Pour de nombreux Genevois, rien d'anormal à chercher un domicile de l'autre côté de la frontière et à faire ensuite la navette depuis la France pour aller travailler à Genève. Cette tendance à déménager à l'étranger tout en gardant son lieu de travail en Suisse se dessine désormais aussi dans le sud du pays, même si elle reste faible. C'est ce que montre une étude de l'Office tessinois de la statistique (Ustat), publiée récemment sous le titre «Vivere or lavorare in Ticino?» («Vivre ou travailler au Tessin?»).
Il en ressort que les travailleurs établis au Tessin sont désormais plus nombreux à s'installer dans les régions frontalières italiennes que les anciens frontaliers italiens à élire domicile au Tessin.
Le phénomène concerne principalement les étrangers ou les Italiens établis au Tessin. L'étude a porté sur les mouvements migratoires entre 2013 et 2019, mais de récents articles de presse locale dans le sud de la Suisse attestent également de cette tendance.

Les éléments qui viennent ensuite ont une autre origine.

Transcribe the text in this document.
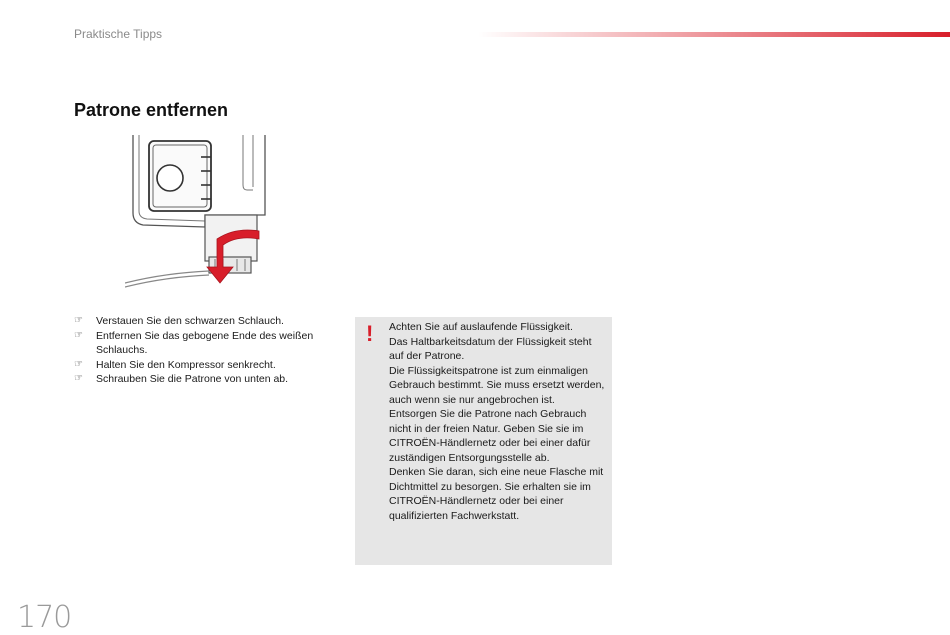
Praktische Tipps
Patrone entfernen
☞ Verstauen Sie den schwarzen Schlauch.
☞ Entfernen Sie das gebogene Ende des weißen Schlauchs.
☞ Halten Sie den Kompressor senkrecht.
☞ Schrauben Sie die Patrone von unten ab.
! Achten Sie auf auslaufende Flüssigkeit.

Das Haltbarkeitsdatum der Flüssigkeit steht auf der Patrone.

Die Flüssigkeitspatrone ist zum einmaligen Gebrauch bestimmt. Sie muss ersetzt werden, auch wenn sie nur angebrochen ist.

Entsorgen Sie die Patrone nach Gebrauch nicht in der freien Natur. Geben Sie sie im CITROËN-Händlernetz oder bei einer dafür zuständigen Entsorgungsstelle ab.

Denken Sie daran, sich eine neue Flasche mit Dichtmittel zu besorgen. Sie erhalten sie im CITROËN-Händlernetz oder bei einer qualifizierten Fachwerkstatt.

170
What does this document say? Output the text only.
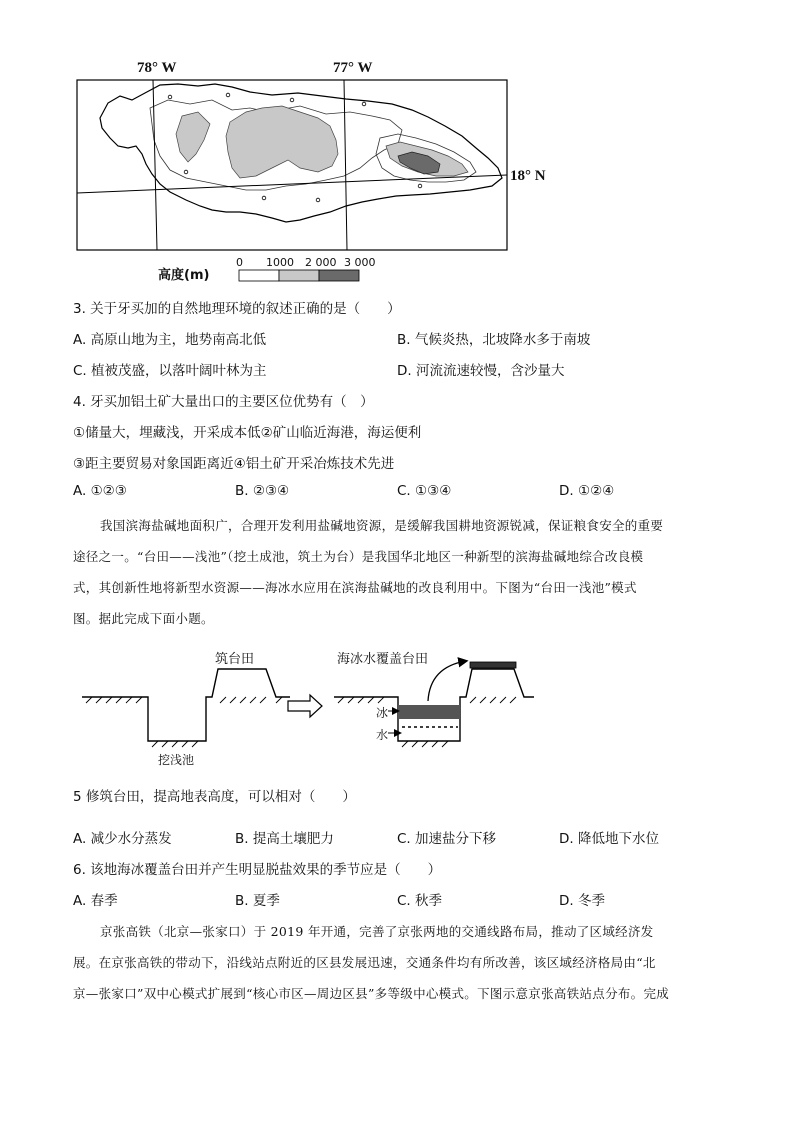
78° W	77° W
18° N
高度(m)
0 1000 2 000 3 000
3. 关于牙买加的自然地理环境的叙述正确的是（　　）
A. 高原山地为主，地势南高北低	B. 气候炎热，北坡降水多于南坡
C. 植被茂盛，以落叶阔叶林为主	D. 河流流速较慢，含沙量大
4. 牙买加铝土矿大量出口的主要区位优势有（　）
①储量大，埋藏浅，开采成本低②矿山临近海港，海运便利
③距主要贸易对象国距离近④铝土矿开采冶炼技术先进
A. ①②③	B. ②③④	C. ①③④	D. ①②④
我国滨海盐碱地面积广，合理开发利用盐碱地资源，是缓解我国耕地资源锐减，保证粮食安全的重要
途径之一。“台田——浅池”（挖土成池，筑土为台）是我国华北地区一种新型的滨海盐碱地综合改良模
式，其创新性地将新型水资源——海冰水应用在滨海盐碱地的改良利用中。下图为“台田一浅池”模式
图。据此完成下面小题。
筑台田
挖浅池
海冰水覆盖台田
冰
水
5 修筑台田，提高地表高度，可以相对（　　）
A. 减少水分蒸发	B. 提高土壤肥力	C. 加速盐分下移	D. 降低地下水位
6. 该地海冰覆盖台田并产生明显脱盐效果的季节应是（　　）
A. 春季	B. 夏季	C. 秋季	D. 冬季
京张高铁（北京—张家口）于 2019 年开通，完善了京张两地的交通线路布局，推动了区域经济发
展。在京张高铁的带动下，沿线站点附近的区县发展迅速，交通条件均有所改善，该区域经济格局由“北
京—张家口”双中心模式扩展到“核心市区—周边区县”多等级中心模式。下图示意京张高铁站点分布。完成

Le nombre sans cesse croissant de frontaliers se rendant d'Italie au Tessin pour y travailler en dit long. En 2022, ils étaient plus de 77 000. Un emploi sur trois au Tessin est occupé par une personne résidant en Italie et faisant la navette pour aller travailler. Outre les emplois classiques dans l'industrie et la santé, on trouve de plus en plus de frontaliers dans le secteur tertiaire et la formation.
Comment expliquer cette évolution?
Les auteurs de l'étude indiquent qu'une personne établie au Tessin peut améliorer considérablement sa propre situation financière en adoptant le statut de frontalier. Dans un reportage de la télévision italophone RSI, une femme de Bellinzona-Arbedo a expliqué que son déménagement en Italie lui a permis pour la première fois d'économiser de l'argent.
La charge fiscale est en effet assez faible, même si elle va augmenter à l'avenir en raison du nouvel accord sur l'imposition des frontaliers entre la Suisse et l'Italie. Mais surtout, l'évolution des cours de ces dernières années a joué en faveur des frontaliers. En 2010, un franc valait 70 centimes d'euro, alors qu'aujourd'hui les monnaies sont à parité. Le pouvoir d'achat a augmenté de 40 à 50% pour les frontaliers.
A cela s'ajoute le fait que l'Italie connaît un système de santé public, alors qu'en Suisse, les primes d'assurance maladie sont obligatoires et absorbent une bonne partie du revenu. Le prix de l'immobilier est également beaucoup plus élevé au Tessin que dans les régions frontalières italiennes.
Le vent a peut-être tourné, comme le montrent également les administrations communales des communes italiennes voisines. La ville de Varese a récemment lancé une campagne intitulée «Lavoro in Svizzera, ma vivo a Varese» («Je travaille en Suisse, mais je vis à Varese») pour inciter à s'installer à Varese.
La publicité vise les travailleurs établis au Tessin qui souhaitent devenir frontaliers.
Les arguments avancés sont la proximité du Tessin (à seulement 8 km de la frontière), une bonne offre culturelle, la proximité ferroviaire de Milan et de Lugano, mais aussi une crèche gratuite ainsi que la possibilité d'acquérir un logement à des prix abordables – on parle même de «maisons de rêve».
Cette tendance est problématique du point de vue tessinois, car après des années de boom, la population du canton du sud est sur le déclin depuis 2016 et ne s'est stabilisée que depuis 2020. Or, un recul des personnes établies signifie moins de recettes fiscales et moins de vie dans les communes.
L'ancien maire PLR de Chiasso, Moreno Colombo, se montre inquiet. Selon ses propres dires, il a également constaté dans son entourage immédiat que la tendance est de plus en plus prégnante:
Il a d'ailleurs lancé en décembre 2022 une pétition adressée au Conseil d'État et au Grand Conseil. Il y demande que cette évolution soit examinée de près et que des mesures soient prises si nécessaire.
Ivano D'Andrea, économiste et chef de la société fiduciaire et immobilière tessinoise Multi, a déjà demandé à plusieurs reprises, au nom du think tank «Coscienza Svizzera», la mise en place d'un «délégué à la domiciliation» sur le modèle du canton de Neuchâtel. Mais le gouvernement tessinois n'est jamais entré en matière.